A Common Misconception

Whenever the subject of a conversation turns to acupuncture, it is common to hear one or more of the following: “Does it hurt?” or, “I don't want to be like a porcupine, with all those needles inserted in me!” or, “Needles? I'd much rather take my pills.” These opinions are typical of those who have never experienced acupuncture before.

While needles are often associated with pain, first-time acupuncture patients soon realise that their treatment actually involves little, if any, discomfort. The needles are very thin -- especially the Japanese ones, which I use in my practice -- and they are inserted to such a shallow depth that the sensation is minimal.

In fact, people who have undergone a few acupuncture sessions often make a remarkable discovery: they actually enjoy them.

One noted practitioner puts it this way: “Acupuncture is a pleasurable experience. It makes you feel as if you have had a few sips of champagne or wine, but without any bad side effects.”

What Conditions Can Acupuncture Help?

For many centuries, several cultures across the world have relied on acupuncture to treat a wide range of health challenges, ranging from neurological and digestive disorders to muscular problems to urinary, menstrual and reproductive imbalances.

The first mention of acupuncture and its benefits is found in the "Nei Ching," the classic Chinese text of Internal Medicine, which dates back to 3,600 BC. However, archaeological findings suggest that the use of needles for therapeutic purposes goes back even further.

Today, acupuncture is being increasingly embraced by Western medicine. In 1997, a panel of experts convened by the National Institutes of Health in Bethseda, Maryland, concluded†that, “acupuncture is remarkably safe, with fewer side effects than many well-established therapies.” The World Health Organisation also recommends it to treat numerous medical problems.

In my own experience, I have found acupuncture to be particularly useful in the alleviation of stress and emotional imbalances like depression, anxiety, smoking and drug addiction.

Moreover, one doesn't actually need to be ill to experience its invigorating effects. Many of my patients choose to receive regular treatments long after their initial health challenge has disappeared.

How Does Acupuncture Work?

Acupuncture does more than simply relieve symptoms: it treats the whole person by seeking to restore the balance between the physical, emotional and spiritual aspects of an individual.

According to the classical Chinese explanation, energy (known as Chi or Qi), flows in regular patterns through certain channels, or ‘meridians,’ in our bodies. When the movement of Chi is obstructed, the same thing happens as when a dam of logs blocks a river: the Chi, or vital life force, stagnates. It can no longer do its job of ‘feeding’ energy to certain parts of the body, which eventually brings about illness.

Acupuncture needles unblock these obstructions and release the stagnating Chi, encouraging a regular, healthy flow of energy throughout the body.

The Western scientific explanation of acupuncture is that the needles, when inserted into certain pressure points, stimulate the nervous system to release chemicals in the muscles, spinal cord and brain. In many scientific studies, these chemicals have been shown to trigger the release of other chemicals and hormones which influence the body's own internal regulating system.

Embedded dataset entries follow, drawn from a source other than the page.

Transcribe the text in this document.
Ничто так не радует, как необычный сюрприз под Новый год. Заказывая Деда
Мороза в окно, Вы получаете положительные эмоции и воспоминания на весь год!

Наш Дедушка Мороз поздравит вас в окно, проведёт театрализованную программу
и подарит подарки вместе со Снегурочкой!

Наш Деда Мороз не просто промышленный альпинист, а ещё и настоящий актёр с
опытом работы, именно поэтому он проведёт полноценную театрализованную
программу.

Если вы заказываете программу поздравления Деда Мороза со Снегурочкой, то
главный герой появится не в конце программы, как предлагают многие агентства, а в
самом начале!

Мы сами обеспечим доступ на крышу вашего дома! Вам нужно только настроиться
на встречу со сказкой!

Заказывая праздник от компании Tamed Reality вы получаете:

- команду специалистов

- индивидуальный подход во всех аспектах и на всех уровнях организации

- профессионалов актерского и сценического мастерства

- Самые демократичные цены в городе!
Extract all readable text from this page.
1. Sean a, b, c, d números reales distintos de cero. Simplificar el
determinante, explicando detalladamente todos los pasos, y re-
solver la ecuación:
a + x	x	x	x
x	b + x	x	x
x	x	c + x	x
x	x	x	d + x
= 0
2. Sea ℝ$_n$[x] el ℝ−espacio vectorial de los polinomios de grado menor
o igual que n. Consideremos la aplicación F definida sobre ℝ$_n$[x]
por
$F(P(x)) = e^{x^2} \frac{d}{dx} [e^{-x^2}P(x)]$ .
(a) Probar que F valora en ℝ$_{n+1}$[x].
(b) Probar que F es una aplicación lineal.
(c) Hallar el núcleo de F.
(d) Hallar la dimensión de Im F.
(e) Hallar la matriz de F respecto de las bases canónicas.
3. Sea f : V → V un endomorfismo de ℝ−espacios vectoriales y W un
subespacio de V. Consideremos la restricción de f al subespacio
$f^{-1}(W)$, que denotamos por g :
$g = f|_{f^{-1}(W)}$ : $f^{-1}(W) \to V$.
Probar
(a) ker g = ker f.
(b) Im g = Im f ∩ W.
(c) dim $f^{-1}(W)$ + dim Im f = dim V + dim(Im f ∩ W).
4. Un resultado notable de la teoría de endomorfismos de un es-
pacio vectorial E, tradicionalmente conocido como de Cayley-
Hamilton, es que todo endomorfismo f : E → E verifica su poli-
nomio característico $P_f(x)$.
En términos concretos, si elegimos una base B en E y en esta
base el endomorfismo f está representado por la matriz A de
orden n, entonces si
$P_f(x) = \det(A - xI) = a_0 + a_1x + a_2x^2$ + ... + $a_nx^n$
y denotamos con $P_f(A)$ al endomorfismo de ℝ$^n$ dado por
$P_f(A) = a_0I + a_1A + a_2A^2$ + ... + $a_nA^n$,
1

What Does the Treatment Involve?

The initial consultation and treatment takes more than an hour and includes the practitioner asking many questions about the health challenge being faced, as well as other questions that tend to surprise patients. Among these are: “Do you sigh a lot?” or, “How do you handle emotions?” and, “Do you have a feeling that there is a ‘plum’ stuck in your throat?” While this line of enquiry often seems strange to patients, it is actually very important for the therapist. Somewhere in these answers lies the key to the patient’s recovery.

Once the course of action has been determined, subsequent treatments are shorter. The acupuncturist will also normally make recommendations about nutrition and exercise to support the healing process.

Who Can Have Acupuncture?

From young babies to the elderly and infirm, acupuncture is right for anyone who is looking for a natural way to restore and maintain health without the side effects of drug therapy. It is also, of course, especially useful for those to whom Western medicine offers no solution.

How Long Does the Treatment Take?

A course of treatments, rather than a single session, is usually needed. The effects of acupuncture are cumulative, and the aim is to achieve a permanent cure rather than temporary relief of symptoms.

The length of the course needed depends on how long a problem has existed, the overall physical condition of a patient, and – crucially – the level of his or her commitment to healing.

In general it is realistic to expect about ten sessions, although, as previously noted, many people like to continue receiving regular treatments as a physical and emotional ‘tune-up.’